Le figure che si aggirano in scena sono avvoltoi, pronti a tutto per soddisfare la propria fame e garantirsi la sopravvivenza. Ognuno è mosso dalla propria personale ragione, a volte questa ragione forse è addirittura comprensibile (come nel caso della giovane Lena), altre volte qualcuno sembra voler dire basta e fermarsi (l’ex detenuto Atli), ma per nessuno c’è mai veramente via di scampo, quasi un Male superiore abbia un obiettivo ed esiga procedere implacabile. Ma non c’è veramente un male superiore, c’è solo un essere umano, Erik, superiore a qualsiasi senso morale e a qualunque pietà umana. L’attore Gísli Örn Garðarsson mette in scena un personaggio interessantissimo, straordinariamente calmo e controllato, quello che inizialmente sembra essere la figura più lontana dagli ambienti della delinquenza e quindi la meno pericolosa. Ma il personaggio nel corso della storia cresce, si sviluppa, la sua continua calma si dimostra sempre più innaturale, una dimostrazione di connaturata e totale amoralità.
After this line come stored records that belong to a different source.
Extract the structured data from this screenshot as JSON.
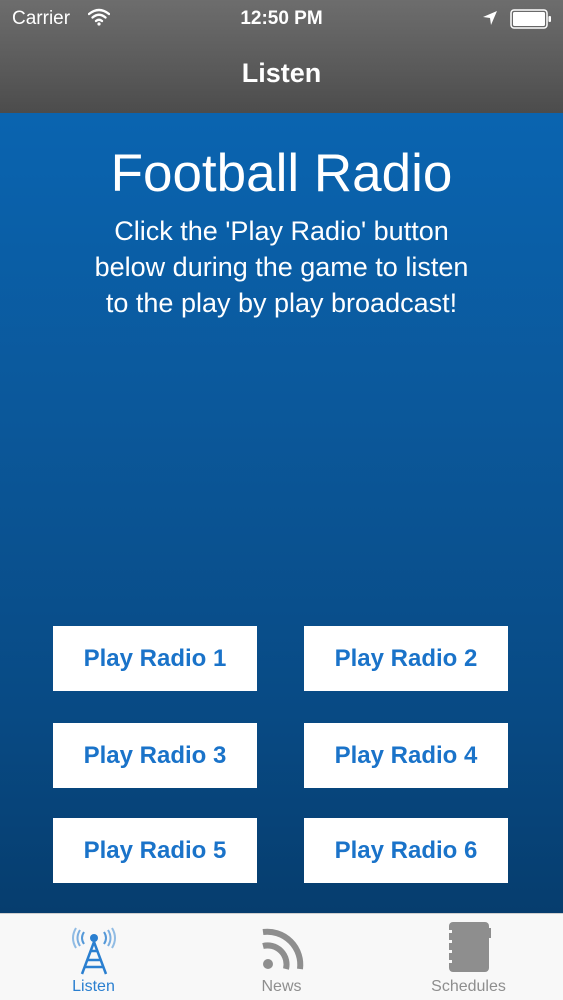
{
  "status_bar": {
    "carrier": "Carrier",
    "time": "12:50 PM"
  },
  "nav": {
    "title": "Listen"
  },
  "main": {
    "title": "Football Radio",
    "description": "Click the 'Play Radio' button below during the game to listen to the play by play broadcast!",
    "buttons": [
      {
        "label": "Play Radio 1"
      },
      {
        "label": "Play Radio 2"
      },
      {
        "label": "Play Radio 3"
      },
      {
        "label": "Play Radio 4"
      },
      {
        "label": "Play Radio 5"
      },
      {
        "label": "Play Radio 6"
      }
    ]
  },
  "tabs": [
    {
      "label": "Listen",
      "icon": "radio-tower-icon",
      "active": true
    },
    {
      "label": "News",
      "icon": "rss-feed-icon",
      "active": false
    },
    {
      "label": "Schedules",
      "icon": "notebook-icon",
      "active": false
    }
  ],
  "colors": {
    "accent": "#2a7fd0",
    "button_text": "#1a73c9",
    "background": "#0a5799",
    "inactive_tab": "#8e8e8e"
  }
}
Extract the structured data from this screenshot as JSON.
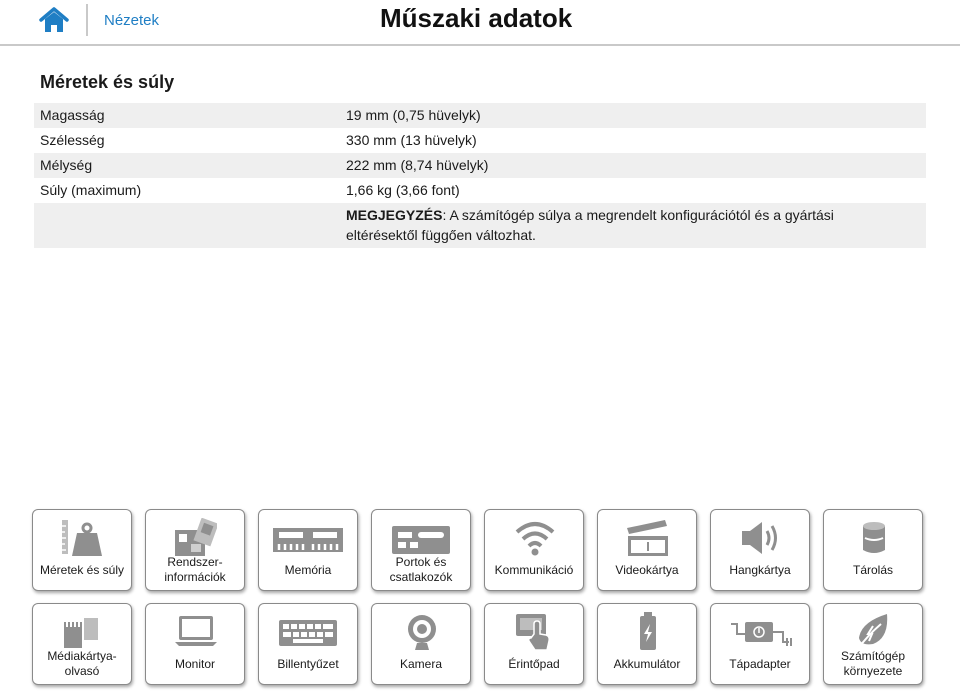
{
  "header": {
    "home_icon": "home-icon",
    "nav_link": "Nézetek",
    "title": "Műszaki adatok"
  },
  "section": {
    "title": "Méretek és súly",
    "rows": [
      {
        "label": "Magasság",
        "value": "19 mm (0,75 hüvelyk)"
      },
      {
        "label": "Szélesség",
        "value": "330 mm (13 hüvelyk)"
      },
      {
        "label": "Mélység",
        "value": "222 mm (8,74 hüvelyk)"
      },
      {
        "label": "Súly (maximum)",
        "value": "1,66 kg (3,66 font)"
      }
    ],
    "note_label": "MEGJEGYZÉS",
    "note_text": ": A számítógép súlya a megrendelt konfigurációtól és a gyártási eltérésektől függően változhat."
  },
  "tiles": [
    {
      "label": "Méretek és súly",
      "icon": "weight-ruler-icon"
    },
    {
      "label": "Rendszer-információk",
      "icon": "motherboard-icon"
    },
    {
      "label": "Memória",
      "icon": "memory-module-icon"
    },
    {
      "label": "Portok és csatlakozók",
      "icon": "ports-icon"
    },
    {
      "label": "Kommunikáció",
      "icon": "wifi-icon"
    },
    {
      "label": "Videokártya",
      "icon": "video-clapper-icon"
    },
    {
      "label": "Hangkártya",
      "icon": "speaker-icon"
    },
    {
      "label": "Tárolás",
      "icon": "storage-disk-icon"
    },
    {
      "label": "Médiakártya-olvasó",
      "icon": "media-card-icon"
    },
    {
      "label": "Monitor",
      "icon": "monitor-icon"
    },
    {
      "label": "Billentyűzet",
      "icon": "keyboard-icon"
    },
    {
      "label": "Kamera",
      "icon": "camera-icon"
    },
    {
      "label": "Érintőpad",
      "icon": "touchpad-icon"
    },
    {
      "label": "Akkumulátor",
      "icon": "battery-icon"
    },
    {
      "label": "Tápadapter",
      "icon": "power-adapter-icon"
    },
    {
      "label": "Számítógép környezete",
      "icon": "leaf-environment-icon"
    }
  ],
  "colors": {
    "accent": "#1f7ec4",
    "icon_gray": "#8f8f8f",
    "row_shade": "#efefef"
  }
}
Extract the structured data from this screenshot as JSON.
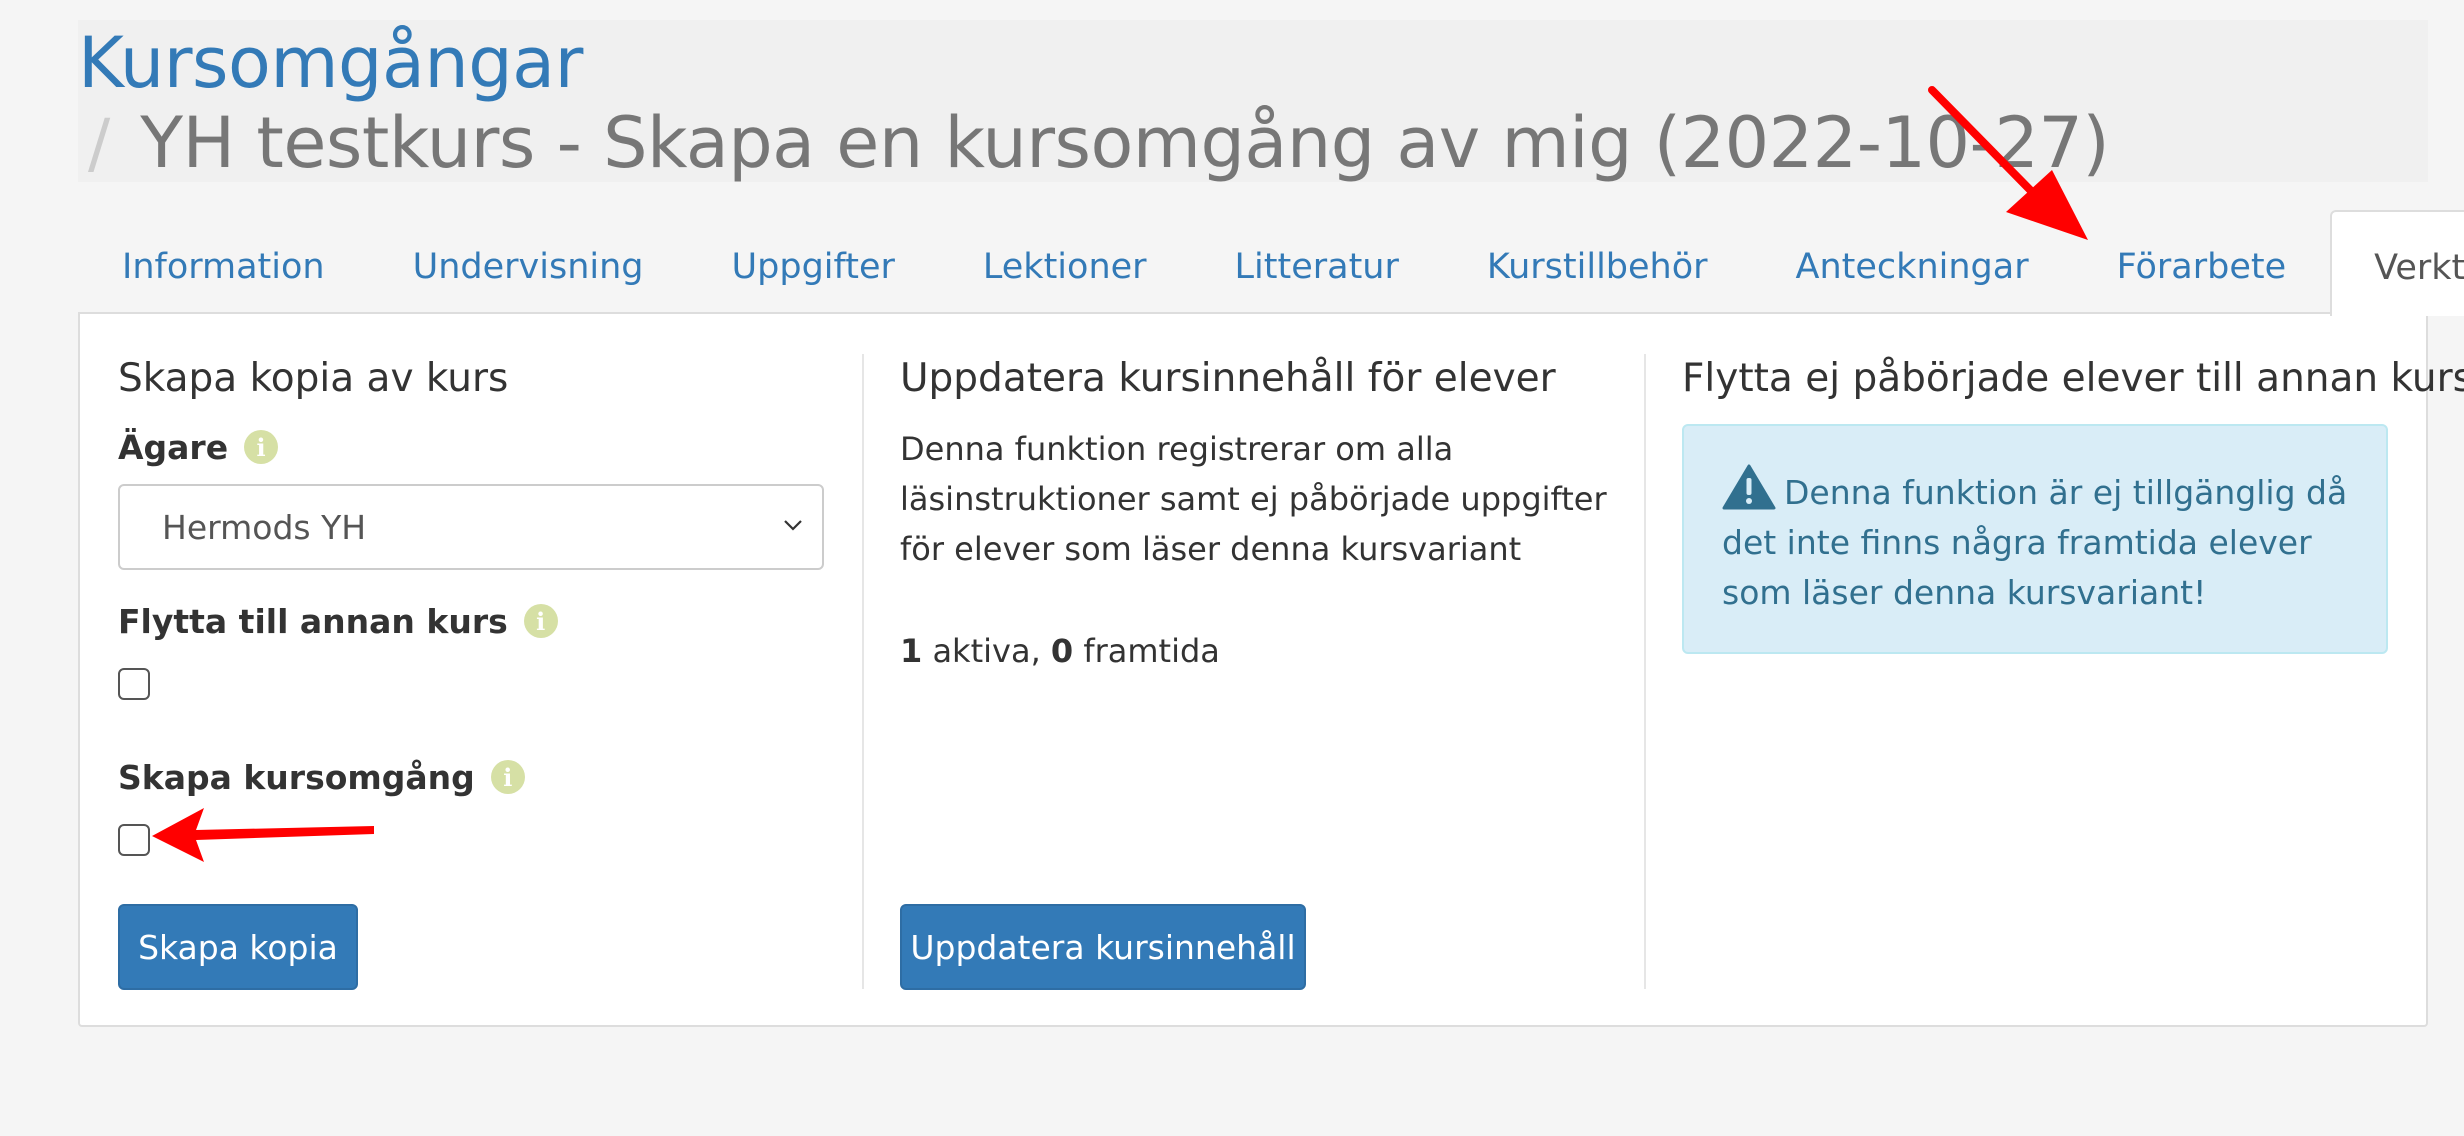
{
  "header": {
    "title": "Kursomgångar",
    "breadcrumb_separator": "/",
    "breadcrumb_current": "YH testkurs - Skapa en kursomgång av mig (2022-10-27)"
  },
  "tabs": [
    {
      "label": "Information",
      "active": false
    },
    {
      "label": "Undervisning",
      "active": false
    },
    {
      "label": "Uppgifter",
      "active": false
    },
    {
      "label": "Lektioner",
      "active": false
    },
    {
      "label": "Litteratur",
      "active": false
    },
    {
      "label": "Kurstillbehör",
      "active": false
    },
    {
      "label": "Anteckningar",
      "active": false
    },
    {
      "label": "Förarbete",
      "active": false
    },
    {
      "label": "Verktyg",
      "active": true
    }
  ],
  "copy_section": {
    "title": "Skapa kopia av kurs",
    "owner_label": "Ägare",
    "owner_value": "Hermods YH",
    "move_label": "Flytta till annan kurs",
    "move_checked": false,
    "create_round_label": "Skapa kursomgång",
    "create_round_checked": false,
    "button_label": "Skapa kopia"
  },
  "update_section": {
    "title": "Uppdatera kursinnehåll för elever",
    "description": "Denna funktion registrerar om alla läsinstruktioner samt ej påbörjade uppgifter för elever som läser denna kursvariant",
    "active_count": "1",
    "active_text": " aktiva, ",
    "future_count": "0",
    "future_text": " framtida",
    "button_label": "Uppdatera kursinnehåll"
  },
  "move_section": {
    "title": "Flytta ej påbörjade elever till annan kurs",
    "alert_text": "Denna funktion är ej tillgänglig då det inte finns några framtida elever som läser denna kursvariant!"
  },
  "icons": {
    "info": "info-icon",
    "warning": "warning-icon",
    "chevron": "chevron-down-icon"
  },
  "colors": {
    "link_blue": "#337ab7",
    "alert_bg": "#d9edf7",
    "alert_text": "#31708f",
    "info_icon": "#d6e0a5",
    "annotation_arrow": "#ff0000"
  }
}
Erik è un villain splendido, incredibile, un calcolatore letale che meriterebbe un altro film solo per gustarci tutte le altre sue malefatte. Alcuni dettagli di lui, come la sua ossessione per la ex, il suo vederla e sentirla ovunque in casa, l’inquadratura del suo vestito rosso, unica nota di colore in mezzo a un’infinità di fotogrammi grigi, cercano di raccontarci un po’ meglio la sua personalità egocentrica e patologica. Se proprio volete trovare una piccola lacuna in Vargur è questa, il non aver approfondito, o il non aver analizzato meglio, gli aspetti psicologici di questo fantastico personaggio.
Anche il gioco guardie e ladri funziona piuttosto bene ed è quello che regala quei pochissimi momenti di azione nel film. Le indagini della polizia islandese sono molto concrete, verosimili, con un intervento della tecnologia limitato a cellulari e telecamere di sorveglianza e senza il ricorso a macchinari improbabili. Non ci sono eroi tra questi poliziotti, solo persone che fanno il loro lavoro in modo coscienzioso e attento. La poliziotta che segue l’indagine è una bellissima figura di contrasto del male che si consuma attorno a Lena, una donna dura, con un phisyque du role lontano dagli stereotipi dei polizieschi a cui ci siamo abituati. E il finale di Vargur, per quanto mi riguarda, è un tocco di classe. Una chiusura più che da noir quasi da film giallo.
Una piccola nota di carattere medico-sanitario per il pubblico: chiunque soffra di particolare sensibilità alla vista del vomito altrui e schifezze correlate è pregato di astenersi dalla visione della pellicola, perché il regista Börkur Sigþórsson si è prodigato con grandissima dedizione per mostrarci nei minimi particolari le scene che possono malauguratamente capitare se avete la pessima idea di ingerire una quantità eccessiva di ovuli di cocaina.